Thank you for the links to local media, MEG. This helps the proper information to get out there.
As an elected official of the Galice Mining District and also someone who is close to the mine owners, I am in a position to answer Clay Diggins' questions.
Though my time is precious at the moment (for obvious reasons), I am going to relate the following details in the name of transparency to address Clay's questions.
The Sugar Pine South Extension (ORMC20079) is indeed a Post-55 claim. This claim was a 1975 relocation of an original 1892 location by then Sugar Pine owner, John Bolt, who was a very prominent pioneer and mine owner in the Applegate and Waldo districts until his death in 1899. Bolt located the ground on the assumption that the ore body was growing increasingly richer with depth, which later proved to be correct. Despite this, little work appears to have been done until the ownership of the mine passed to William Dowell in 1903, who began sinking a winze on the main vein. Despite striking rich very ore at depth, Dowell also encountered considerable issues with water and was forced to reconsider the winze. While undertaking a large sampling program in that #3 mine level (called the Blacksmith), which included extending the adit (where he struck running ground because he was actually close to coming out the other side of Sugar Pine Butte), he also began driving an exploratory #4 adit on the South Extension claim to penetrate the ore body at the point of the winze. This #4 adit never amounted to much more than a coyote hole extending back 20 or so feet, as Dowell's sampling program also proved that substantial ore also existed between the #2 and #3 levels. Needless to say, Dowell abandoned his #4 tunnel project and proceeded to raise up on the ore body instead. That #4 level is located close to the boundary line between the Sugar Pine and South Extension claims and is pretty much as Dowell left it 105 years ago. Ultimately, little more than the most basic of prospecting has ever been conducted on the South Extension claim and the claim was held largely for the reason that Bolt filed it originally. It was subsequently "picked off" during the validity due to there being no visible vein the #4 adit. It was subsequently relocated by a previous owner in 1975 who sought to add that claim back the mine group. The original situation on that claim (held to preserve future work at depth) has actually continued to the modern day, in that even the work done by the current owners is limited to taking samples by rock hammer for assay. In fact, they have specifically avoided doing more than basic prospecting on the South Extension simply because of its Post-55 status. Needless to say, the source of the so-called "violations" are not on the South Extension claim.

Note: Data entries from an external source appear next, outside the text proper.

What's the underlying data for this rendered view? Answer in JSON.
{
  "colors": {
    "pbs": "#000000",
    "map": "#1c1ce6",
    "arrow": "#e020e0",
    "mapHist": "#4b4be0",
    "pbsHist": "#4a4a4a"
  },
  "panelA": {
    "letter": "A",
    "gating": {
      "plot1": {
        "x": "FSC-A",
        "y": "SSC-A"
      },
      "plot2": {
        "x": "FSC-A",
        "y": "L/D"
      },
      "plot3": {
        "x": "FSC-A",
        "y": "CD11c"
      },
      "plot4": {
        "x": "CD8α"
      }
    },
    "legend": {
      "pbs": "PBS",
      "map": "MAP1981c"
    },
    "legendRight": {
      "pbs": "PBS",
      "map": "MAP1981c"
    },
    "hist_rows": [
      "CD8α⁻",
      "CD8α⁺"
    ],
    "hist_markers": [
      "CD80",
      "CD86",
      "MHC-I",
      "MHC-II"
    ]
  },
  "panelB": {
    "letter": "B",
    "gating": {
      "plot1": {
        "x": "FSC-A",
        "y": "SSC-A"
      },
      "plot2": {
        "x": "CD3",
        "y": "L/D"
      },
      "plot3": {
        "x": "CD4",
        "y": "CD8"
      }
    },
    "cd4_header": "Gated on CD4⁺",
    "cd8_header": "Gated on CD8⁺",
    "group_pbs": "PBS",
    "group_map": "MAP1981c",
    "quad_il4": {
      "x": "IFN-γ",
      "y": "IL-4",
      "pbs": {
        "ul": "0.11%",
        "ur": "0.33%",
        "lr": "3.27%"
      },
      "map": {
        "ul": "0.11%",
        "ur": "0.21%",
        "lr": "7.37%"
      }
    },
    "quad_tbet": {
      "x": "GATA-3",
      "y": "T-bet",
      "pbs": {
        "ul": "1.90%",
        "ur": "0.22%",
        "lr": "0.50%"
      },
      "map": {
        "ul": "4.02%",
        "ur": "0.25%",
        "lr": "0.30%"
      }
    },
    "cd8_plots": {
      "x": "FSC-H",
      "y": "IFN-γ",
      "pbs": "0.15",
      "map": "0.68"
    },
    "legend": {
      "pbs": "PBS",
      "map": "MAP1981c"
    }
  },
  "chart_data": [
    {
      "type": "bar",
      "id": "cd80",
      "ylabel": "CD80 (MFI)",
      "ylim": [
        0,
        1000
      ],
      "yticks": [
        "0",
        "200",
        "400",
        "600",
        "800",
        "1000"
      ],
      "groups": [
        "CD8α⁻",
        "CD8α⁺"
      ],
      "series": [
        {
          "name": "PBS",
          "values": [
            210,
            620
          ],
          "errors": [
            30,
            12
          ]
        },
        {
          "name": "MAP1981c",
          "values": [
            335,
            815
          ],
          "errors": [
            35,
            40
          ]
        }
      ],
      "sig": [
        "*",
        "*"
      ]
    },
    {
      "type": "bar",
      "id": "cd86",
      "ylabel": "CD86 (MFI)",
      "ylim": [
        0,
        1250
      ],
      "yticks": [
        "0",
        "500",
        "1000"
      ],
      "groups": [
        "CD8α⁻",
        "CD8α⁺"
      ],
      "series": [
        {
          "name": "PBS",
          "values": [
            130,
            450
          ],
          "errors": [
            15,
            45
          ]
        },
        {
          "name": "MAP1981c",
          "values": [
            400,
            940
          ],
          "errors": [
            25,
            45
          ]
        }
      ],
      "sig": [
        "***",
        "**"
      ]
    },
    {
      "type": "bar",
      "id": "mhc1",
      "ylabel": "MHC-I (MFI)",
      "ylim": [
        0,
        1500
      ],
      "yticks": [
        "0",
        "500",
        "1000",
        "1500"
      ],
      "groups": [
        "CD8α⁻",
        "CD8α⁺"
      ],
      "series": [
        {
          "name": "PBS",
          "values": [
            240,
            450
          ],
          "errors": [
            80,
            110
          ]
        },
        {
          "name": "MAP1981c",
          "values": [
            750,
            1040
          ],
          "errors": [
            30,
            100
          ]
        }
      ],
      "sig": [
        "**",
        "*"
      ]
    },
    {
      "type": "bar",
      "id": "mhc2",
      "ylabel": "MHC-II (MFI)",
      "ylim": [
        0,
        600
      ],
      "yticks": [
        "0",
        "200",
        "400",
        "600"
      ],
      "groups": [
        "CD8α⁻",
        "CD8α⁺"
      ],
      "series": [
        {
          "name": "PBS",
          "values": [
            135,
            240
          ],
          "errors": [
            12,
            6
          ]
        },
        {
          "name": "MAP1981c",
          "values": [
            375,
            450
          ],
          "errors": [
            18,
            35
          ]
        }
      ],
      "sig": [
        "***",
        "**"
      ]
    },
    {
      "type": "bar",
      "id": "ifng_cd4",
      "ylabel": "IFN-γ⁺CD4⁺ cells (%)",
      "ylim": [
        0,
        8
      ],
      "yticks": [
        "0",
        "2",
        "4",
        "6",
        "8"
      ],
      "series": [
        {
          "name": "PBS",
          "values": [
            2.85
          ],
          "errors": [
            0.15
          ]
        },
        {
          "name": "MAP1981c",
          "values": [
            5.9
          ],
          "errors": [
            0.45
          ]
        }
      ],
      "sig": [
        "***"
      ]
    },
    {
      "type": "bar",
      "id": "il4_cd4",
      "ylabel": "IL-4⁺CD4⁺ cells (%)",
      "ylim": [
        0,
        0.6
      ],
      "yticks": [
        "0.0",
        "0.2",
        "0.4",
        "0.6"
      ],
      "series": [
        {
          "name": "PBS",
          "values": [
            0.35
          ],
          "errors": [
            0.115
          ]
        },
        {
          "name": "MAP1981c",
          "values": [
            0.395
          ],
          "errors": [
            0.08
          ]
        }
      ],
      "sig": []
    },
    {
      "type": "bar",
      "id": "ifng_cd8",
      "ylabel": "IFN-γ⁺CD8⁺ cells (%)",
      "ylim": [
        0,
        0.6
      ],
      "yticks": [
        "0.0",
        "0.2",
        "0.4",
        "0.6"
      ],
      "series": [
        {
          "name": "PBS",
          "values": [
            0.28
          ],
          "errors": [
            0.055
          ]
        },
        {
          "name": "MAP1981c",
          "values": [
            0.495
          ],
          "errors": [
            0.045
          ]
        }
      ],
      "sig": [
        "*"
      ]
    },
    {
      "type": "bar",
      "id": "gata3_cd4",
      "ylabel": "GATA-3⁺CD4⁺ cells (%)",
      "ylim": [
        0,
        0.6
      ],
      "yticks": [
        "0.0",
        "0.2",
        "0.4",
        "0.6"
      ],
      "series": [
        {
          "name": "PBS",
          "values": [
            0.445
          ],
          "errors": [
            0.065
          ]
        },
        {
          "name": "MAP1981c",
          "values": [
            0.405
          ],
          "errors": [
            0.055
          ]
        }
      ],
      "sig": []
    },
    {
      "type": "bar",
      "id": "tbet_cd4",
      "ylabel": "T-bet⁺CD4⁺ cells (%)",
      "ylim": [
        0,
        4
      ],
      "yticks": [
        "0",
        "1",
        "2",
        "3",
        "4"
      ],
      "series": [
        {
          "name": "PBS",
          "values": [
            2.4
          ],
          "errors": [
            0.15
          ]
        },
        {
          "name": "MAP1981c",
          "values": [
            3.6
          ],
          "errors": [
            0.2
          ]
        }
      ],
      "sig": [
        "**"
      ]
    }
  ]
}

Most of the so-called "violations" that BLM speaks of in their two notices to the owners are actually centered on the Sugar Pine Lode (located 1876) and the Black Jack (located 1900), which also contain the majority of the mine group's historical workings.
As for the BLM notices themselves, these will be released on the mine's official site:
Sugar Pine Mine - Galice Mining District, Josephine County, Oregon
The issue at the moment is that we do not have enough volunteers to go around to get that done as fast as we'd like, but what else is new?